During the last decade the number of presumed risk genes in autism has escalated from a handful to several thousands, comprising about one-sixth of our genome. Behavioral traits in idiopathic autism thus appear to be the result of combined hereditary effects and some undisclosed environmental exigencies. The complex interaction between a large number of presumably deterministic factors often makes it difficult to distinguish associated features from those having causal inferences. Adding to the confusion, the mechanistic role of single genes has been difficult to disambiguate. Functional attributions of defective synaptogenesis or dendritic arborization to abnormalities of individual genes are usually made without the recognition that these mechanisms have been exapted from evolutionary precedents involving cell division and motility. The role of the CNTNAP2 (contactin associated protein-like 2) risk gene for ASD, as an example, has been traditionally related to synaptogenesis (15). However, temporal lobe resection for epilepsy in patients with a homozygous mutation of CNTNAP2 shows abnormalities of neuronal migration (16). Similarly, the risk gene BDNF (brain-derived neurotrophic factor) has a recognized role in synaptogenesis and synaptic plasticity mechanisms underlying learning (17). However, BDNF has a similarly important role in neuronal migration as changes in gene expression are associated to heterotopias and aberrant cortical lamination (18).

It is generally acknowledged that autism is a neurodevelopmental disorder of multifactorial causation where involved genes and environmental factors vary among affected individuals. Multifactorial conditions are, in general, difficult to study because our understanding of them evolves as we gain increasing knowledge of the underlying risk factors. Unfortunately, the identification and understanding of all applicable risk factors is a feat that has rarely been attained for any complex condition. Nevertheless, in the case of autism spectrum disorders, it is the position of this author that multiple agents may funnel their effects through a single pathophysiological mechanism. More importantly, there are critical research findings that presently enable us to define that underlying pathophysiology. Our research suggests that the basic mechanism accounting for both syndromic and idiopathic autism is the same, namely that heterochronic germinal cell divisions during brain development causes migrational abnormalities of neuroblasts to the cerebral cortex and brainstem/cerebellum.
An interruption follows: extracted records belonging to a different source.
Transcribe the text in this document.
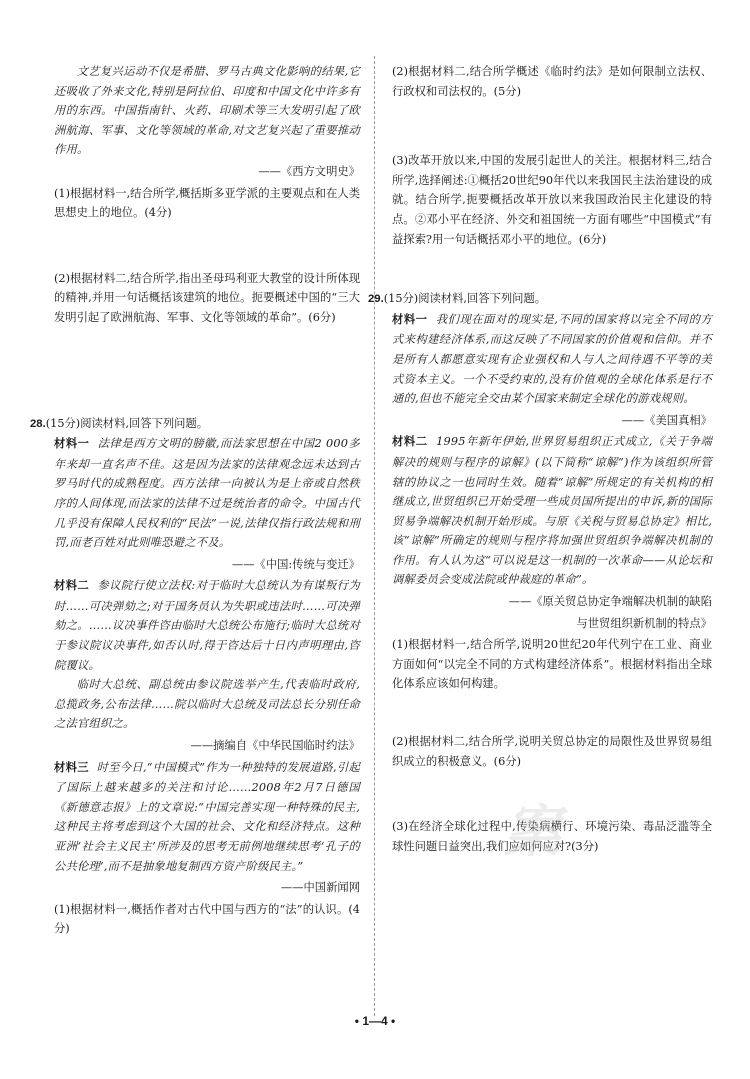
文艺复兴运动不仅是希腊、罗马古典文化影响的结果,它还吸收了外来文化,特别是阿拉伯、印度和中国文化中许多有用的东西。中国指南针、火药、印刷术等三大发明引起了欧洲航海、军事、文化等领域的革命,对文艺复兴起了重要推动作用。

——《西方文明史》

(1)根据材料一,结合所学,概括斯多亚学派的主要观点和在人类思想史上的地位。(4分)

(2)根据材料二,结合所学,指出圣母玛利亚大教堂的设计所体现的精神,并用一句话概括该建筑的地位。扼要概述中国的“三大发明引起了欧洲航海、军事、文化等领域的革命”。(6分)

28.(15分)阅读材料,回答下列问题。

材料一 法律是西方文明的膀徽,而法家思想在中国2 000多年来却一直名声不佳。这是因为法家的法律观念远未达到古罗马时代的成熟程度。西方法律一向被认为是上帝或自然秩序的人间体现,而法家的法律不过是统治者的命令。中国古代几乎没有保障人民权利的“民法”一说,法律仅指行政法规和刑罚,而老百姓对此则唯恐避之不及。

——《中国:传统与变迁》

材料二 参议院行使立法权:对于临时大总统认为有谋叛行为时……可决弹劾之;对于国务员认为失职或违法时……可决弹劾之。……议决事件咨由临时大总统公布施行;临时大总统对于参议院议决事件,如否认时,得于咨达后十日内声明理由,咨院覆议。

临时大总统、副总统由参议院选举产生,代表临时政府,总揽政务,公布法律……院以临时大总统及司法总长分别任命之法官组织之。

——摘编自《中华民国临时约法》

材料三 时至今日,“中国模式”作为一种独特的发展道路,引起了国际上越来越多的关注和讨论……2008年2月7日德国《新德意志报》上的文章说:“中国完善实现一种特殊的民主,这种民主将考虑到这个大国的社会、文化和经济特点。这种亚洲‘社会主义民主’所涉及的思考无前例地继续思考‘孔子的公共伦理’,而不是抽象地复制西方资产阶级民主。”

——中国新闻网

(1)根据材料一,概括作者对古代中国与西方的“法”的认识。(4分)

(2)根据材料二,结合所学概述《临时约法》是如何限制立法权、行政权和司法权的。(5分)

(3)改革开放以来,中国的发展引起世人的关注。根据材料三,结合所学,选择阐述:①概括20世纪90年代以来我国民主法治建设的成就。结合所学,扼要概括改革开放以来我国政治民主化建设的特点。②邓小平在经济、外交和祖国统一方面有哪些“中国模式”有益探索?用一句话概括邓小平的地位。(6分)

29.(15分)阅读材料,回答下列问题。

材料一 我们现在面对的现实是,不同的国家将以完全不同的方式来构建经济体系,而这反映了不同国家的价值观和信仰。并不是所有人都愿意实现有企业强权和人与人之间待遇不平等的美式资本主义。一个不受约束的,没有价值观的全球化体系是行不通的,但也不能完全交由某个国家来制定全球化的游戏规则。

——《美国真相》

材料二 1995年新年伊始,世界贸易组织正式成立,《关于争端解决的规则与程序的谅解》(以下简称“谅解”)作为该组织所管辖的协议之一也同时生效。随着“谅解”所规定的有关机构的相继成立,世贸组织已开始受理一些成员国所提出的申诉,新的国际贸易争端解决机制开始形成。与原《关税与贸易总协定》相比,该“谅解”所确定的规则与程序将加强世贸组织争端解决机制的作用。有人认为这“可以说是这一机制的一次革命——从论坛和调解委员会变成法院或仲裁庭的革命”。

——《原关贸总协定争端解决机制的缺陷

与世贸组织新机制的特点》

(1)根据材料一,结合所学,说明20世纪20年代列宁在工业、商业方面如何“以完全不同的方式构建经济体系”。根据材料指出全球化体系应该如何构建。

(2)根据材料二,结合所学,说明关贸总协定的局限性及世界贸易组织成立的积极意义。(6分)

(3)在经济全球化过程中,传染病横行、环境污染、毒品泛滥等全球性问题日益突出,我们应如何应对?(3分)

案
• 1—4 •
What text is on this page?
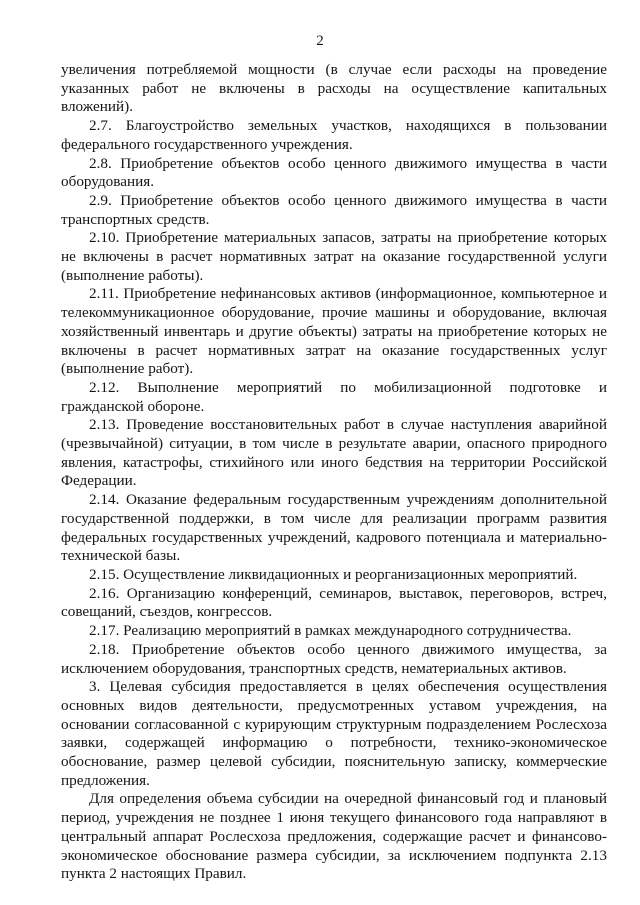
2

увеличения потребляемой мощности (в случае если расходы на проведение указанных работ не включены в расходы на осуществление капитальных вложений).

2.7. Благоустройство земельных участков, находящихся в пользовании федерального государственного учреждения.

2.8. Приобретение объектов особо ценного движимого имущества в части оборудования.

2.9. Приобретение объектов особо ценного движимого имущества в части транспортных средств.

2.10. Приобретение материальных запасов, затраты на приобретение которых не включены в расчет нормативных затрат на оказание государственной услуги (выполнение работы).

2.11. Приобретение нефинансовых активов (информационное, компьютерное и телекоммуникационное оборудование, прочие машины и оборудование, включая хозяйственный инвентарь и другие объекты) затраты на приобретение которых не включены в расчет нормативных затрат на оказание государственных услуг (выполнение работ).

2.12. Выполнение мероприятий по мобилизационной подготовке и гражданской обороне.

2.13. Проведение восстановительных работ в случае наступления аварийной (чрезвычайной) ситуации, в том числе в результате аварии, опасного природного явления, катастрофы, стихийного или иного бедствия на территории Российской Федерации.

2.14. Оказание федеральным государственным учреждениям дополнительной государственной поддержки, в том числе для реализации программ развития федеральных государственных учреждений, кадрового потенциала и материально-технической базы.

2.15. Осуществление ликвидационных и реорганизационных мероприятий.

2.16. Организацию конференций, семинаров, выставок, переговоров, встреч, совещаний, съездов, конгрессов.

2.17. Реализацию мероприятий в рамках международного сотрудничества.

2.18. Приобретение объектов особо ценного движимого имущества, за исключением оборудования, транспортных средств, нематериальных активов.

3. Целевая субсидия предоставляется в целях обеспечения осуществления основных видов деятельности, предусмотренных уставом учреждения, на основании согласованной с курирующим структурным подразделением Рослесхоза заявки, содержащей информацию о потребности, технико-экономическое обоснование, размер целевой субсидии, пояснительную записку, коммерческие предложения.

Для определения объема субсидии на очередной финансовый год и плановый период, учреждения не позднее 1 июня текущего финансового года направляют в центральный аппарат Рослесхоза предложения, содержащие расчет и финансово-экономическое обоснование размера субсидии, за исключением подпункта 2.13 пункта 2 настоящих Правил.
Differences in the nature and severity of the inciting exogenous factor, timing of action during brain development, and the genetic susceptibility of the individual provide for the clinical heterogeneity observed in ASD (a Triple Hit hypothesis) (19).

AUTISM AS A SEQUENCE RATHER THAN A SYNDROME

Although often used interchangeably the terms “syndrome” and “sequence” have different meanings. In a syndrome the required commonality of signs and symptoms are usually related to a factor that gives rise to multiple but otherwise independent anomalies. An example of a syndrome is the genetic condition caused by a trisomy of chromosome 21. This condition, Down syndrome, provides a recognizable phenotype even when all characteristic anomalies are not present in a given individual. Down syndrome has a single genetic cause, even when the additional genetic material can be acquired in different ways. A significant number of syndromes have multiple causes.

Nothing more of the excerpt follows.